Recuerdos al compás, canciones de entonces
Poco más de cincuenta años pasaron entre la muerte de Agustín Lara y la de Armando Manzanero, poetas, músicos, compositores y acompañantes de amores, desengaños, ilusiones; compañeros de vida de muchas y muchos.
Manzanero en la primera época de sus canciones.
Hay muchos grandes compositores y compositoras, mexicanos o no, de enorme sensibilidad y talento -José Alfredo, Vicente Garrido, Consuelo Velásquez, cientos- cada quien tendrá sus favoritos y sus recuerdos, la música de la cinta sonora de su vida. Pero a mi, Lara y Manzanero me hacen evocar mi adolescencia, mi primera juventud, mi tránsito de la inocencia al descubrimiento de nuevas y mejores emociones.
Una tardeada en los 60...
Tendría trece años cuando vi a Alicia en bicicleta, por el rumbo del Colegio América y se me grabó esa imagen para siempre; ya no era la bicicleta lo que llamaba mi atención.
Poco después, probablemente un enero, cuando se celebraba el cumpleaños de la matriarca -a la que había que querer, a fuerza-, empezaba a subir la escalera de la fea casa de la Hacienda, cuando levanté la vista y miré a Lupe, aquella belleza de ojos azules que me parecía irreal, con la que hubiera querido hablar toda la noche, pero no me atreví.
Por esa época, una de mis primas descubrió el amor ingenuo, detrás de los anteojos de un joven pariente que por ahí andaba, parecido al dibujo que anunciaba una famosa óptica poblana.
Otra prima -escultural, dirían los cursis- me llevó en ancas de la alazana 'Siete Leguas' -no alcanzaban los caballos para que cada quien montara uno- y hallé sentimientos desconocidos mientras cabalgábamos.
Una prima más, se divertía con sus amigas preguntándome cosas pícaras, a ver que contestaba el niño que suponían que seguía siendo; una de esas amigas -era una muñeca- me daba de repente nalgadas que no sentía como castigo sino lo contrario.
Todas estas mujeres eran mayores que yo.
Evento del IMO en la Plaza del Charro, frente a Aviación.
Mayores eran también mis primos y sus amigos, a los que escuchaba hablar de novias y conquistas, de aventuras divertidas y de decisiones vitales: qué carrera estudiar, en qué universidad, con quien convendría una relación seria para casarse en cinco o seis años.
Al niño que yo era lo toleraban apenas y le daban lata por mera diversión, unos más que otros. Por eso gocé tanto cuando les gané a todos en un torneo de tiro al blanco -latas de cerveza vacías- con revolver calibre 22.
En los días largos y calurosos de mi pueblo, poco después, descubrí a mis contemporáneas y a las un poco más grandes hijas de aquel doctor, entre otras, que también dejaban la niñez y encontraban otros temas vitales, más allá de los paseos en bicicleta y las piñatas cacahuateras y choqué con sus hermanos o pretendientes.
Campamento militar del IMO en 1969 por los campos de Chapulco.
Al volver al colegio encontré a mis compañeros -jóvenes soldaditos que respondían a las órdenes de una militar trompeta- en la misma transición, despertando a sensaciones profundas, deformando su salud mental con las amenazas de condenación que lanzaban capellanes y puritanos -¡que daño hicieron!- pero siguiendo, algunos con pesar, el curso impetuoso de la naturaleza.
Mientras todo esto pasaba, sonaba esa música.
Yo escuchaba en mi casa los viejas canciones de Agustín Lara que gustaban a los adultos -María Bonita, Solamente una vez, Aventurera- que seguramente evocaban episodios inolvidables, y, en todas partes, las nuevas composiciones de Manzanero -No.

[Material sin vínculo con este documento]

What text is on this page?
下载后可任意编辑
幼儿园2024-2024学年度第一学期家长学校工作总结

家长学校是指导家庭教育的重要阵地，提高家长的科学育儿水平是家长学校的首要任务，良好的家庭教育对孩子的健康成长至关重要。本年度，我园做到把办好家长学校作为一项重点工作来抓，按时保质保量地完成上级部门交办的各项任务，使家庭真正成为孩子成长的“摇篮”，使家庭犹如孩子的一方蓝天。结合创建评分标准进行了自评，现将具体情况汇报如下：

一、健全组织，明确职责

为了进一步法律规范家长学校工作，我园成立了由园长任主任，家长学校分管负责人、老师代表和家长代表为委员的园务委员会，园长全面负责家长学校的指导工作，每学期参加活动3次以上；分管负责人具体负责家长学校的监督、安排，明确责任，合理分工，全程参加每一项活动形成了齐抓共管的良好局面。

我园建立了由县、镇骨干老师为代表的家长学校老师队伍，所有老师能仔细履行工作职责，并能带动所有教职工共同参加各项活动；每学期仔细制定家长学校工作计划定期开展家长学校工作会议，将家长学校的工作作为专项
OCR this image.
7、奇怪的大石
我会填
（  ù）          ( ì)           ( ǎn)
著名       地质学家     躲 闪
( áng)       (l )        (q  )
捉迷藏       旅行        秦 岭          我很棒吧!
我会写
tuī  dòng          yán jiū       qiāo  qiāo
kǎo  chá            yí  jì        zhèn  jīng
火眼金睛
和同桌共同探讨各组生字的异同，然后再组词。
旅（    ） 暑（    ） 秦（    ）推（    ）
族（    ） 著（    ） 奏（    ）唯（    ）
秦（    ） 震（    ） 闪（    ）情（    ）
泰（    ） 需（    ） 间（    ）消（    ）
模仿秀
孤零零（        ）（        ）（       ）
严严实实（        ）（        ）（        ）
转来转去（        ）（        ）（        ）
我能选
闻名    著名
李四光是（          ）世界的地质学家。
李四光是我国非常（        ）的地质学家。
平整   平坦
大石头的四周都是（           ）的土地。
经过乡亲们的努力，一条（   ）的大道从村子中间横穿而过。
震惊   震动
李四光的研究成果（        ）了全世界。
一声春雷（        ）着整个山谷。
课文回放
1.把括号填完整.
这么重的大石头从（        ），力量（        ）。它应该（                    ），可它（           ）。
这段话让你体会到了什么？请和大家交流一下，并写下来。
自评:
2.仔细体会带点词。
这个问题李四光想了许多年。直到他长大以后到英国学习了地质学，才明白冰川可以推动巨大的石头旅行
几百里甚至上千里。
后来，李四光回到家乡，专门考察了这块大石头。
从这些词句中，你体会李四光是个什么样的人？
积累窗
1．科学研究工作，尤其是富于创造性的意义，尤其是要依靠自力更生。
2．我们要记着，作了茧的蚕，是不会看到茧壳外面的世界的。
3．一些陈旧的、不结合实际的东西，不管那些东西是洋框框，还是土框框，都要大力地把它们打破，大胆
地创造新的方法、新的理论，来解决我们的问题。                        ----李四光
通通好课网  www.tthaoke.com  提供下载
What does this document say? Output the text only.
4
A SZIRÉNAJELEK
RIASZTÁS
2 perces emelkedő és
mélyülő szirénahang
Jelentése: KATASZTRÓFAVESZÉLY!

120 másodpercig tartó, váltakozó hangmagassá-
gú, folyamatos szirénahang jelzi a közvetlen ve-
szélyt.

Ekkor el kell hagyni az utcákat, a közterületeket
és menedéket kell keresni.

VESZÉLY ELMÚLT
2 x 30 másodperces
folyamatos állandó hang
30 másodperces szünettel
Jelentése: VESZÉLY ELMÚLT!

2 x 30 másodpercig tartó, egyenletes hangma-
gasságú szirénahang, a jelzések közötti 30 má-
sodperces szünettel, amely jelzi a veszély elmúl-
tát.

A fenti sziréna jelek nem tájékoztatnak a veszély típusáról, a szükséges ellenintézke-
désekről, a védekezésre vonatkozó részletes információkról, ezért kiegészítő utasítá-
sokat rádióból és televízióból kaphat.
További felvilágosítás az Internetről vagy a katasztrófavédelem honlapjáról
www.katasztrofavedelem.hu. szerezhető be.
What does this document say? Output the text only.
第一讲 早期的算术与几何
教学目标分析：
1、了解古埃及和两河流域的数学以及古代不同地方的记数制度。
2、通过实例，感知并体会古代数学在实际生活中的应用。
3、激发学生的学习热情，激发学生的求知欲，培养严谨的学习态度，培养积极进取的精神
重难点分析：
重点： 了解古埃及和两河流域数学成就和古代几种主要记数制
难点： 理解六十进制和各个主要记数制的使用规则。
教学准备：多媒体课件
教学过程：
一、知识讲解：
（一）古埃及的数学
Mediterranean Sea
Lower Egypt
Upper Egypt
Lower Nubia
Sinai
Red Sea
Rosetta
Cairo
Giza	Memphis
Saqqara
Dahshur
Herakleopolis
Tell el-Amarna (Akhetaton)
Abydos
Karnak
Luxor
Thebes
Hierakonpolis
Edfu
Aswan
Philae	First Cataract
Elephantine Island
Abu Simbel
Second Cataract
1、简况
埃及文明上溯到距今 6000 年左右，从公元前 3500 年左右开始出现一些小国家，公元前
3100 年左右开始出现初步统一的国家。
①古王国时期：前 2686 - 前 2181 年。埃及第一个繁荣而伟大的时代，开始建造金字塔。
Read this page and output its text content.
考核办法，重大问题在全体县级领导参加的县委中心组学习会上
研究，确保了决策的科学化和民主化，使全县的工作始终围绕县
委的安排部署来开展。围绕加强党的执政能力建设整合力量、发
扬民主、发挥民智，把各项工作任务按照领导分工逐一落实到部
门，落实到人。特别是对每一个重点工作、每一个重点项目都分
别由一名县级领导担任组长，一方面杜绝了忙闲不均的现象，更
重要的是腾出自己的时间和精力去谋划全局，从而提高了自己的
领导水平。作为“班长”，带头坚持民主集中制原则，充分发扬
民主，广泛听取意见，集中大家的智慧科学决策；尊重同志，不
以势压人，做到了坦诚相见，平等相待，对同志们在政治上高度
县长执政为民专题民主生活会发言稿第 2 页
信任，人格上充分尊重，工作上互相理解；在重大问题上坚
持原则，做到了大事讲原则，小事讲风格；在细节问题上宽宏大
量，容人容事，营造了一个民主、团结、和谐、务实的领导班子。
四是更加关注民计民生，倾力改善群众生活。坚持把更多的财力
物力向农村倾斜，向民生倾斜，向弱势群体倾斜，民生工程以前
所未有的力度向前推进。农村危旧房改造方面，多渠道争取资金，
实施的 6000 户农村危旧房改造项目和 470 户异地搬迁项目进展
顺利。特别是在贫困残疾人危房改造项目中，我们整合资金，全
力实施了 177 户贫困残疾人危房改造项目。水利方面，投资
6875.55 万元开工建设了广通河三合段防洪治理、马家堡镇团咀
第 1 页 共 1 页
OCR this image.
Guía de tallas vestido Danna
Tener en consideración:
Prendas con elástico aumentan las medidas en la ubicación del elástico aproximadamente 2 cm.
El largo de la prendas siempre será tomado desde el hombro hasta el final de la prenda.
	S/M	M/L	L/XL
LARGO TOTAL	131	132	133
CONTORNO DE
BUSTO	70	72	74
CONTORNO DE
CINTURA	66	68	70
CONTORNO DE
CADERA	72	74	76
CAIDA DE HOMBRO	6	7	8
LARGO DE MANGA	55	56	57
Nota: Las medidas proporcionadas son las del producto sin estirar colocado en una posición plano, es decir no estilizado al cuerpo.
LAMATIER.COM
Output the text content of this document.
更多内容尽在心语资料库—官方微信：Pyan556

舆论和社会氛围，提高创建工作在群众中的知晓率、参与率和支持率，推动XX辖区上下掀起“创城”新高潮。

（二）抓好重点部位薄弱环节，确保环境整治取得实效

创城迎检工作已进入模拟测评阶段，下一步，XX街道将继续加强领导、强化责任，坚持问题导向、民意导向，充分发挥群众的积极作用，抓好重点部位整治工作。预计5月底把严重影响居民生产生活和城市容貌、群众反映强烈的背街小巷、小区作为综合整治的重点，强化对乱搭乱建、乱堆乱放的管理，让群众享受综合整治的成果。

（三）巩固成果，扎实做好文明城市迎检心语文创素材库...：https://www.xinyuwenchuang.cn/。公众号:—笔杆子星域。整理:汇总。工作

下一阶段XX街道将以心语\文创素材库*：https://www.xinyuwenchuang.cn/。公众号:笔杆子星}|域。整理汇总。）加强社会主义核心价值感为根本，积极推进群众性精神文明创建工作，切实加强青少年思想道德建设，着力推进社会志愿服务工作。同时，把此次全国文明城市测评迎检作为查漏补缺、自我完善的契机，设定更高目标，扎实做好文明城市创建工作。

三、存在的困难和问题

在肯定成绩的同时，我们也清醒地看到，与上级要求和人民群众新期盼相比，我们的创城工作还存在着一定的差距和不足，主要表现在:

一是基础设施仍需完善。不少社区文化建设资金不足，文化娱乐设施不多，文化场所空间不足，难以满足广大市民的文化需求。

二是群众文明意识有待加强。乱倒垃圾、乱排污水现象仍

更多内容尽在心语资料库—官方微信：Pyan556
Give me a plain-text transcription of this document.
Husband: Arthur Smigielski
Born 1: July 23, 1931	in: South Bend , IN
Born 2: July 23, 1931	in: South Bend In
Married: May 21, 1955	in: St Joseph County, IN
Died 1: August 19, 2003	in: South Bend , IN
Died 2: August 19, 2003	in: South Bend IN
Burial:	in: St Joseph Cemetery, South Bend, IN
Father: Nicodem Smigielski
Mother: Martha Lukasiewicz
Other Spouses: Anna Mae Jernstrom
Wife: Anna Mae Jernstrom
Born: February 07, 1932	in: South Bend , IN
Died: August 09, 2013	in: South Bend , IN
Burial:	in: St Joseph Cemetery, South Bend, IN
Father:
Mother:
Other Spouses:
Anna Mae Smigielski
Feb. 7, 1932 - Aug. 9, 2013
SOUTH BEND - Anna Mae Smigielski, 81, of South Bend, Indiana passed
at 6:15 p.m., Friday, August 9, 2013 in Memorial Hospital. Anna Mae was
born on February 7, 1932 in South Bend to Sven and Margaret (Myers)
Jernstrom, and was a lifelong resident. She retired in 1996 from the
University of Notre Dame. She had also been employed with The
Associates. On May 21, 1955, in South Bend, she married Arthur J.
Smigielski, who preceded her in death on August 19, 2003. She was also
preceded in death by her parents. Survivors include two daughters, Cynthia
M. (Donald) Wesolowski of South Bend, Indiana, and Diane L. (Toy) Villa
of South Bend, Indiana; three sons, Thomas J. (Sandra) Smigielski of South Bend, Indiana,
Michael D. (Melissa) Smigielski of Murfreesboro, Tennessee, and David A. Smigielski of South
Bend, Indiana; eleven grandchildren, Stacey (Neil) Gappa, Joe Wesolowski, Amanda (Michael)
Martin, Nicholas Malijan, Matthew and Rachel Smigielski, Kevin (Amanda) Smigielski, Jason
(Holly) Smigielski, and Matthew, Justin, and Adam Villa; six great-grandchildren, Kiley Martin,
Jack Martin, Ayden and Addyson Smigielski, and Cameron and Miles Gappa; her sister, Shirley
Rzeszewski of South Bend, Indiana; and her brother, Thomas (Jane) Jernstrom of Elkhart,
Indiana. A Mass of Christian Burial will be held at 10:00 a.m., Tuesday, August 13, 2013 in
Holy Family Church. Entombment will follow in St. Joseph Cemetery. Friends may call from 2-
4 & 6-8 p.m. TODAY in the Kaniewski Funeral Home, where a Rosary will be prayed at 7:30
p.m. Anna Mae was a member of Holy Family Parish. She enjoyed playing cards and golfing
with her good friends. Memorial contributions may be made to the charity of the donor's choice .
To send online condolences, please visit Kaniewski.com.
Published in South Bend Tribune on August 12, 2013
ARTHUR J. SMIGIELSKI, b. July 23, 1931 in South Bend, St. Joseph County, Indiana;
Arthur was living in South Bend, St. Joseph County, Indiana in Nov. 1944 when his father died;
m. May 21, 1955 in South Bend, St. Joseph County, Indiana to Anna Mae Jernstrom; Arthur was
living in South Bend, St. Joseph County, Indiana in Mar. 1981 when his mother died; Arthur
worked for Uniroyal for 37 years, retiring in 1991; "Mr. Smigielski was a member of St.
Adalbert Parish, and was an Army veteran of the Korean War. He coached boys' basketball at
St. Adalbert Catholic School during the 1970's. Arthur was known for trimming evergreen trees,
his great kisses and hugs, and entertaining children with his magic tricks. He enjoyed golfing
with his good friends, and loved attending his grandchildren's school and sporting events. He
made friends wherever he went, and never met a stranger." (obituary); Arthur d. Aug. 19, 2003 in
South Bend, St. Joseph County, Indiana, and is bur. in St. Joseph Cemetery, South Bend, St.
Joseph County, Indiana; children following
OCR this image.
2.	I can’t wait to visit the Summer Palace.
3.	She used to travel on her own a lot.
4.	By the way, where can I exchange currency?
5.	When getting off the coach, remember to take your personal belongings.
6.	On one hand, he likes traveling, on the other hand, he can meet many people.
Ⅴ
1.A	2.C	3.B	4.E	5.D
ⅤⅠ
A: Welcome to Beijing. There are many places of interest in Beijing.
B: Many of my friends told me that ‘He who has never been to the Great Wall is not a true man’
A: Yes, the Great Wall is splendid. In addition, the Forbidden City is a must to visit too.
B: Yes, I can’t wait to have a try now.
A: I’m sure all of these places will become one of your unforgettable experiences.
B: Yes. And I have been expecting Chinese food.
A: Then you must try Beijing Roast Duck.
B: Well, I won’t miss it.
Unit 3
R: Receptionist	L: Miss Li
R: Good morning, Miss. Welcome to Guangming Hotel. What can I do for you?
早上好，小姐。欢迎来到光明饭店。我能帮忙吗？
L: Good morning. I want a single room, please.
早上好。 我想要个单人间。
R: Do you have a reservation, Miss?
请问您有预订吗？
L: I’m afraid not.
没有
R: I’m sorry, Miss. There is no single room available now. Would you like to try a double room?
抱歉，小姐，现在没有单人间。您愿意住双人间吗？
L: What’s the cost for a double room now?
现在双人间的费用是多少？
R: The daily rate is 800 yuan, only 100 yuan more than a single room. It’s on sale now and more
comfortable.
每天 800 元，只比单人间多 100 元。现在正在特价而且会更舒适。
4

Adoro, Esperaré, entre otras- cantadas por Carlos Lico, que estimulaban mis despertares.
En tiempos de enfermedad y pandemia, cuando parece que no queda mucho por vivir, las imágenes de los días felices, cuando parecía que todo estaba por venir, están nítidas en mi recuerdo, las veo como en una serie de televisión. Y la música que suena en mi cabeza es la que menciono.
Escribo estas remembranzas, lo seguiré haciendo, en principio para mis descendientes, para que las escuchen desde mi corazón cuando ya no las oigan desde mi boca, pero las comparto con quienes deseen leerlas, por si les gustan o les ayudan a recordar sus vivencias, porque la vida no es sólo este momento y el tiempo que quede, también es lo pasado, lo sentido, lo añorado, que ahí sigue.